Short Term 12 is an amazingly emotion, almost traumatizing, film. It focuses on Grace who works at a living facility for "difficult" kids, most of whom have lived through trauma. Grace, meanwhile, has struggles and a past of her own, which makes her both the perfect manager and an emotional wreck.
In many organizations that work with the mentally ill,
social workers are required to be in therapy themselves throughout the course
of their occupation. Of course, there are many organizations that can't pay for
that, and many who work with the most needy in our society, who dwell in the
third world of our "developed" nation, who live with the castaways of
our crippled nation have to just suck up and figure things out on their own.

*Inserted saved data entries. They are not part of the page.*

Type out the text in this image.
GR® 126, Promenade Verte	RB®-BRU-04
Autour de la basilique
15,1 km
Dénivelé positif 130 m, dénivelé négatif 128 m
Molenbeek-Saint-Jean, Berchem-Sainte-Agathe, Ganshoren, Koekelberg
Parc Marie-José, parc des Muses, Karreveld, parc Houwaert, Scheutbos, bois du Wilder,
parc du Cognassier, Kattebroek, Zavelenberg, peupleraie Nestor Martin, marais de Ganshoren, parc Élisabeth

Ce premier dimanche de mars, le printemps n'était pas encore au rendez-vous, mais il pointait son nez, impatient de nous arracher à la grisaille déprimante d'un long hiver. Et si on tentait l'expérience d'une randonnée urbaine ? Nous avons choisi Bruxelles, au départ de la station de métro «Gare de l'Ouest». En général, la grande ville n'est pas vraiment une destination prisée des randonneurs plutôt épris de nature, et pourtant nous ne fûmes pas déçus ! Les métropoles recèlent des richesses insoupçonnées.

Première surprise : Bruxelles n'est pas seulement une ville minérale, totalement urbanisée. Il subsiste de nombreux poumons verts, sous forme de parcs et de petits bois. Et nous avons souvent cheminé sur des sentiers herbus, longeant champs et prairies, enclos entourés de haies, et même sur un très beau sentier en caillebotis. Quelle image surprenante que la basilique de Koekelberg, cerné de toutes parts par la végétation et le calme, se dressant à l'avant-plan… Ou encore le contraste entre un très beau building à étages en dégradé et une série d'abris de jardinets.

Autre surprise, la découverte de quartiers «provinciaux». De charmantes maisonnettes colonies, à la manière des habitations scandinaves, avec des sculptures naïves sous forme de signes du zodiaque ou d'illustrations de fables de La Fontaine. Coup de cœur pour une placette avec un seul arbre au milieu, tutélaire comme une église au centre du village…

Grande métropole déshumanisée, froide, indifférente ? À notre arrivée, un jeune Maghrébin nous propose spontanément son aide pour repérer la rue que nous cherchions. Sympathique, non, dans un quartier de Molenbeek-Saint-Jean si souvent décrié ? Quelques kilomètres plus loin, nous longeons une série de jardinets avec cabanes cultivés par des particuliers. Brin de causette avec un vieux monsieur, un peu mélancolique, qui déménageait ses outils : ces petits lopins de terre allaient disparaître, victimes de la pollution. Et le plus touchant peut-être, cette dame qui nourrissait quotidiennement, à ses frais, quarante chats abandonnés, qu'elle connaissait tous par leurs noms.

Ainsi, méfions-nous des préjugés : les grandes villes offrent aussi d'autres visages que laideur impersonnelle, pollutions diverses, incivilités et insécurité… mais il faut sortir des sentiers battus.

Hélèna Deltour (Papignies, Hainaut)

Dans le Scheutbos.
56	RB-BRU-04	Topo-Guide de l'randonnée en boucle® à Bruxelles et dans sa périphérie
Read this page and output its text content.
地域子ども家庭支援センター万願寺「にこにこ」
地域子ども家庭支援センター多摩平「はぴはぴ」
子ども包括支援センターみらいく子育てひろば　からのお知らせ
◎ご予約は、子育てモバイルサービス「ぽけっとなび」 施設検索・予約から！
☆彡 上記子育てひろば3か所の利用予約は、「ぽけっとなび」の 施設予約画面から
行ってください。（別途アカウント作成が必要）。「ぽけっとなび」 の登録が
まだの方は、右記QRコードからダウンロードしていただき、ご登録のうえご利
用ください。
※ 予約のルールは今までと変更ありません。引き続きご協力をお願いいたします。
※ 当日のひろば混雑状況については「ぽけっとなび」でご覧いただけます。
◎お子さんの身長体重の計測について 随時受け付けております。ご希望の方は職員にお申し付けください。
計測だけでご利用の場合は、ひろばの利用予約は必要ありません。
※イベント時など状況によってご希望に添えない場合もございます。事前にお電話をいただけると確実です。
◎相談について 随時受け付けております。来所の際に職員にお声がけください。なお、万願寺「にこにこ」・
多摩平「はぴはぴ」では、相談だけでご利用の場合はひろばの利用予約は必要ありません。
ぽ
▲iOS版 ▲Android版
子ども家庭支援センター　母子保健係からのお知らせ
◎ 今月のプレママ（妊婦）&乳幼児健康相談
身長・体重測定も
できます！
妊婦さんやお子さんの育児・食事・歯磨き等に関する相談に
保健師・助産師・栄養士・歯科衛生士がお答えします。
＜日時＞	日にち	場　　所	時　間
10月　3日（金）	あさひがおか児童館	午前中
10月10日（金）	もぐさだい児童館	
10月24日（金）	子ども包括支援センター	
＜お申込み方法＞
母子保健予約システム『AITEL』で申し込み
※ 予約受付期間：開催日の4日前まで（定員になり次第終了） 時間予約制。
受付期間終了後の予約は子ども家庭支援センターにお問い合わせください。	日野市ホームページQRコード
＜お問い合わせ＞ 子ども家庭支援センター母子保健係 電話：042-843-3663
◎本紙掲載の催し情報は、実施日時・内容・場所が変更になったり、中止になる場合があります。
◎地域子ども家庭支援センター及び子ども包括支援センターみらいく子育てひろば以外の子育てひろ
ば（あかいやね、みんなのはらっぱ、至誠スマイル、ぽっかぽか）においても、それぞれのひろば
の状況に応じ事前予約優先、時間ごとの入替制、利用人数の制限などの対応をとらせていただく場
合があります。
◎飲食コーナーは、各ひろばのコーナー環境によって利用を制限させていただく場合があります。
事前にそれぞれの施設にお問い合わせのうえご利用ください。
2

That's why I watch movies.
As someone who works with the homeless, I strive to be
Mason, the good guy, but at my shoulder is Grace, who is threatened with being
completely overwhelmed by the need and the emotional output required to live
and to work. While living in Grace's shoes, I'm allowed to cry for Jordyn and
Markus and for Grace herself. I can wonder how she survives day to day. I can
weep for Vera Drake and demand justice with Malcolm X and be brazenly bold with
Lawrence of Arabia in a way that I can't in real life. In real life I have to
remain strong, be stoic, be the shoulder others can cry on.
But identifying with Grace's struggle can be my strength.